Purification et identification de protéines spécifiques de type cellulaire à partir de tissus complexes à l’aide d’une lignée de souris mutante d’ARNt synthétase de méthionine
概要
Ce protocole décrit comment effectuer le marquage de protéines spécifiques au type cellulaire avec l’azidonorleucine (ANL) à l’aide d’une lignée de souris exprimant une synthétase d’ARNt L274G-méthionine mutante (MetRS*) et les étapes nécessaires pour isoler des protéines marquées spécifiques au type cellulaire.
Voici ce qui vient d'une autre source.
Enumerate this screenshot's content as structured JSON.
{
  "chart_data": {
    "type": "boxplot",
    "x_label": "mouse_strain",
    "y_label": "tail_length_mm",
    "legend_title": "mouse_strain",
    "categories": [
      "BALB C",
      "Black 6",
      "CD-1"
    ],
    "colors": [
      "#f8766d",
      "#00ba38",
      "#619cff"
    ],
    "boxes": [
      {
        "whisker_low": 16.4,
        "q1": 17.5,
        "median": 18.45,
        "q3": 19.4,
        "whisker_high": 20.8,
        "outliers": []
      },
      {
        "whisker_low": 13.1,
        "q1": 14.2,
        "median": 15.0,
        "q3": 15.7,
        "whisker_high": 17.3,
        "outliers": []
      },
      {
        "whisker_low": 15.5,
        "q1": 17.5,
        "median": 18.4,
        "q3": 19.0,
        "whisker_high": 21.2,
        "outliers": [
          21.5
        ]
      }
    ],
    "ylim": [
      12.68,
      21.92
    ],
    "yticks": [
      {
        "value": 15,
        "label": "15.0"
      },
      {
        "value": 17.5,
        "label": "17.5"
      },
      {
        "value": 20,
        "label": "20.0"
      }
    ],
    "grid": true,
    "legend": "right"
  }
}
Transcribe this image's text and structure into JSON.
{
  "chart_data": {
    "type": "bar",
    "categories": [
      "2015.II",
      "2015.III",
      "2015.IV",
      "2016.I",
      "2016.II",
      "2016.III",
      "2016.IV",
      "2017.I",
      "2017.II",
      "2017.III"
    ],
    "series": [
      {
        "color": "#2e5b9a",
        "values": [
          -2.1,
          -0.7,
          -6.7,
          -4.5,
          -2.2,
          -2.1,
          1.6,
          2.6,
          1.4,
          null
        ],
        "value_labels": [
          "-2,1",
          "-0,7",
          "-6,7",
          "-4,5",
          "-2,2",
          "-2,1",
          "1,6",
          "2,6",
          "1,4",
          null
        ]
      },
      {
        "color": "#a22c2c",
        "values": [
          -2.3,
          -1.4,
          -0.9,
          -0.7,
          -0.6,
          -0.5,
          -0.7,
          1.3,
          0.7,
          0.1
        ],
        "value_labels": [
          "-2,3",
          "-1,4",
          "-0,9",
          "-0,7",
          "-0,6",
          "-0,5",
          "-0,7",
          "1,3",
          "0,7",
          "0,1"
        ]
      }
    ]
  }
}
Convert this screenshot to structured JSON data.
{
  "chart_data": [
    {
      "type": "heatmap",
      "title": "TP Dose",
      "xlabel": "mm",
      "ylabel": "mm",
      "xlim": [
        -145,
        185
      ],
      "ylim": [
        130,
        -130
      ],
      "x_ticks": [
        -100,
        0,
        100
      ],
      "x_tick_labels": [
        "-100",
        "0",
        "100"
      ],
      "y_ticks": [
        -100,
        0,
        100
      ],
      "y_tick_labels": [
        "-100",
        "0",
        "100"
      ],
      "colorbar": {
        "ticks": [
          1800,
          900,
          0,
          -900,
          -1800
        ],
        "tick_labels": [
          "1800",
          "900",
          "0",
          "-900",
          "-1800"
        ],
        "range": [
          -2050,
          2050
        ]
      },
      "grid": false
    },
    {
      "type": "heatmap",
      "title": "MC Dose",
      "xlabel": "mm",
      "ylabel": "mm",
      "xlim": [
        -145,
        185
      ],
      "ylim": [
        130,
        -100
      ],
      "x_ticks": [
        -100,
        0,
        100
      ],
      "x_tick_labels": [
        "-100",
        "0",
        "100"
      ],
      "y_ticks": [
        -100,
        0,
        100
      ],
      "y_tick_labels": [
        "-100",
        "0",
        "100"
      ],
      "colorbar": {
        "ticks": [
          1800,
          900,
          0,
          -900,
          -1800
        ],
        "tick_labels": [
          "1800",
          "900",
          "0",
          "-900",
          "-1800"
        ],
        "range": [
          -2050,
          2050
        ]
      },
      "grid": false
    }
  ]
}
Nous décrivons deux voies d’administration possibles d’ANL chez des souris vivantes par (1) l’eau potable et (2) les injections intrapéritonéales.
Abstract
Comprendre l’homéostasie des protéines in vivo est essentiel pour savoir comment les cellules fonctionnent dans des conditions physiologiques et pathologiques. Le présent protocole décrit le marquage in vivo et la purification ultérieure de protéines nouvellement synthétisées à l’aide d’une lignée de souris modifiée pour diriger le marquage des protéines vers des populations cellulaires spécifiques. Il s’agit d’une lignée inductible par l’expression de la Cre recombinase de L274G-Methionine tRNA synthetase (MetRS*), permettant l’incorporation d’azidonorleucine (ANL) aux protéines, ce qui ne se produirait pas autrement. En utilisant la méthode décrite ici, il est possible de purifier des protéomes spécifiques au type cellulaire marqués in vivo et de détecter des changements subtils dans la teneur en protéines dus à la réduction de la complexité de l’échantillon.
Introduction
L’homéostasie protéique aberrante est causée par un déséquilibre dans la synthèse et la dégradation des protéines. Plusieurs maladies sont liées à des altérations de l’homéostasie des protéines. La caractéristique de certaines maladies est la présence d’agrégats dans différents endroits subcellulaires et zones du cerveau. L’homéostasie des protéines est non seulement importante dans la maladie, mais joue également un rôle crucial dans la fonction organique et cellulaire normale1. Par exemple, la synthèse des protéines est nécessaire pour de nombreuses formes de plasticité neuronale2,3, telle que déterminée par l’utilisation d’inhibiteurs chimiques qui bloquent la synthèse des protéines4. Cependant, il n’est pas clair dans quels types de cellules le protéome est modifié pour soutenir l’apprentissage et la mémoire, ni quelles protéines spécifiques dans chaque type cellulaire augmentent ou diminuent dans leur synthèse ou leur dégradation. Ainsi, une étude approfondie de l’homéostasie des protéines nécessite la capacité de différencier les protéomes provenant de types cellulaires spécifiques. En effet, l’identification de protéomes spécifiques au type cellulaire pour étudier les processus cellulaires se produisant dans un environnement multicellulaire a été un obstacle important en protéomique. Pour cette raison, nous avons développé une technique utilisant l’expression MetRS* combinée à des méthodes bio-orthogonales qui s’est avérée être un moyen efficace d’identifier et de purifier des protéomes spécifiques de type cellulaire, comblant cette lacune 5,6,7.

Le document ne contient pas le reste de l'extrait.